- Directed by: Frank Tashlin
- Story by: George Manuell
- Produced by: Leon Schlesinger
- Starring: Mel Blanc
- Music by: Carl W. Stalling
- Animation by: Joe D'Igalo
- Color process: Black-and-white
- Production company: Leon Schlesinger Productions
- Distributed by: Warner Bros. Pictures The Vitaphone Corporation
- Release date: July 25, 1938;
- Running time: 7 min
- Country: United States
- Language: English

= Porky's Spring Planting =

1938 film by Frank Tashlin

Porky's Spring Planting is a 1938 American animated comedy short film directed by Frank Tashlin. The short was released on July 25, 1938. It is part of the Looney Tunes series and the 43rd cartoon to feature Porky Pig.

==Plot==
Porky Pig ploughs his land and finds a bone, which is given to his dog Streamline and stored in his secret bone safe. He uses plungers to forcefully grow flowers and irrigates them, which they react with embarrassment and hide behind a curtain. Streamline helps plant seeds while Porky mixes various vegetable seeds and plants them as "combination salad".

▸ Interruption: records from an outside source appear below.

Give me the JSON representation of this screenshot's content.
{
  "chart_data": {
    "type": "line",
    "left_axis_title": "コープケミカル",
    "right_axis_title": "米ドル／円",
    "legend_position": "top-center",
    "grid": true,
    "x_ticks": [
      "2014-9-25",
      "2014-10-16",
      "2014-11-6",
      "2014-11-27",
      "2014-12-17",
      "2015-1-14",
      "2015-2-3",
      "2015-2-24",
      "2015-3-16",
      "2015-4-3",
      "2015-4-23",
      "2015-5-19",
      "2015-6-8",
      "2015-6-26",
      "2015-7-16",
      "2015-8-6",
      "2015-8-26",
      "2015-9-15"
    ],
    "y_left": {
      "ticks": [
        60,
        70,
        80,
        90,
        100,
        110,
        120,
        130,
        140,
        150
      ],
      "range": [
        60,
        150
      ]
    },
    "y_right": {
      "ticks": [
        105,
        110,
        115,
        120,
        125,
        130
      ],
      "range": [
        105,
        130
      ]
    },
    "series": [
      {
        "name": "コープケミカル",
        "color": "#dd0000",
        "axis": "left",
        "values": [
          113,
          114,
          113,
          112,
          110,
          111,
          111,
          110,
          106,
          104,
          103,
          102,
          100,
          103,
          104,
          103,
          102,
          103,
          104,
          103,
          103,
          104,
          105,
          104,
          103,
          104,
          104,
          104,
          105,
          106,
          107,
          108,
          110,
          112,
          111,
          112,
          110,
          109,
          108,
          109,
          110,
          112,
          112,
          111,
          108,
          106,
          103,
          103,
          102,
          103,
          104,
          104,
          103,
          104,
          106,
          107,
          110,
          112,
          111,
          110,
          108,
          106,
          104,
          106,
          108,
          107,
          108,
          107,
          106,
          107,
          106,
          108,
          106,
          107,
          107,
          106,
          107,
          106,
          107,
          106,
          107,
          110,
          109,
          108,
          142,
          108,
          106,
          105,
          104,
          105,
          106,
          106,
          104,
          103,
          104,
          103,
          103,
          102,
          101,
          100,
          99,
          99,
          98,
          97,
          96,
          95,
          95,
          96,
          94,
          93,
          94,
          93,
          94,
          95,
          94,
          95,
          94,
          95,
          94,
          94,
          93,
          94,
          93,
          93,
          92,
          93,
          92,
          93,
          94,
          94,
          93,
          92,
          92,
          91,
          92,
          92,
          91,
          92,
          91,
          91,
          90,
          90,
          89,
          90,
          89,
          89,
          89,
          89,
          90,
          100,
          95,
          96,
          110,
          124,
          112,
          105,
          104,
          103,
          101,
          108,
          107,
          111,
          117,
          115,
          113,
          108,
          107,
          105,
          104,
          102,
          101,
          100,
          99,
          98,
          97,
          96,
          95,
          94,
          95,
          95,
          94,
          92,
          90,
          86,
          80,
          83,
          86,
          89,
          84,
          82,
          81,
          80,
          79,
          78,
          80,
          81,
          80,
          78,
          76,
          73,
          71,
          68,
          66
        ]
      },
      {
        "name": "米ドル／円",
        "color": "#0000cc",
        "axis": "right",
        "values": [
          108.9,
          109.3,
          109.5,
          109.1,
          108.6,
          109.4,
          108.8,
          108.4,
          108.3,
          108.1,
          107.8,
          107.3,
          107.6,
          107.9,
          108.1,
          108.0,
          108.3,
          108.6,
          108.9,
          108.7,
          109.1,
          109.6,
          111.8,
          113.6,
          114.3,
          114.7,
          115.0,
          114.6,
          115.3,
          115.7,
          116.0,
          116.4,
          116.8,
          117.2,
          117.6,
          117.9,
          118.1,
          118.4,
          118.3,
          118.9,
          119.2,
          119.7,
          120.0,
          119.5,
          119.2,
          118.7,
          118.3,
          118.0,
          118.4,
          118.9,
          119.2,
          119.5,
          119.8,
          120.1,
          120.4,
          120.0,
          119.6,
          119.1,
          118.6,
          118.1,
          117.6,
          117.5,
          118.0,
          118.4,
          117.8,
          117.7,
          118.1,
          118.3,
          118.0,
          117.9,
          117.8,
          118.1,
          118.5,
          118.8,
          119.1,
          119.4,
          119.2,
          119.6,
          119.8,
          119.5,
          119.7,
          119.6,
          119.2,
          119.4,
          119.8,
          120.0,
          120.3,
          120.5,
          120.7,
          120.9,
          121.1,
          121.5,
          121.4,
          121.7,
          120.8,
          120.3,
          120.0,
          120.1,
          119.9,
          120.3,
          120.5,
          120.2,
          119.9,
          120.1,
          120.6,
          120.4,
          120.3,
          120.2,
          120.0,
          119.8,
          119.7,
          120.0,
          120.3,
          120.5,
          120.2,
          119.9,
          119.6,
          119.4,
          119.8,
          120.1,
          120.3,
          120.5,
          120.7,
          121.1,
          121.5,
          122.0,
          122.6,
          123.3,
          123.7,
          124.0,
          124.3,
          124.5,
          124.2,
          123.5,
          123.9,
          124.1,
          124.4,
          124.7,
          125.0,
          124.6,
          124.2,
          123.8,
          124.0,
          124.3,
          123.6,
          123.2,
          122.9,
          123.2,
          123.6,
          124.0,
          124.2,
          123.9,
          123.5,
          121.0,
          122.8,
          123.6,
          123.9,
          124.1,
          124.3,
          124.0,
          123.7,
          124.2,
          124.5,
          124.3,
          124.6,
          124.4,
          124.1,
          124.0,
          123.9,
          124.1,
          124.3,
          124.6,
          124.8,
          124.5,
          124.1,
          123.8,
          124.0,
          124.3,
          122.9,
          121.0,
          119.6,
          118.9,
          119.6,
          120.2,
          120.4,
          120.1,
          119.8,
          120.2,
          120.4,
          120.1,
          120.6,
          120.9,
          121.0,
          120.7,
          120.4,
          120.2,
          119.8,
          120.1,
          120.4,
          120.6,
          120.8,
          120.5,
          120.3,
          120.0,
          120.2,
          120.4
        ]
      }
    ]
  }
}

As Porky and Streamline leave, a rooster exploits the open garden to monetize it and feed its peers. Some hens even avoid paying by eating on the field themselves, causing Porky to notice and attempt to swat them away. He constructs a primitive scarecrow which is wholly ineffective, as the rooster steals its shirt and hat. Streamline tries to chase the chickens but is beat up instead. Porky negotiates with the chickens and agrees to plant a separate field with only corn to appease their demands, under the condition that they do not touch his crops.

==Home media==
Porky's Spring Planting is available on disc 3 of the Porky Pig 101 DVD set.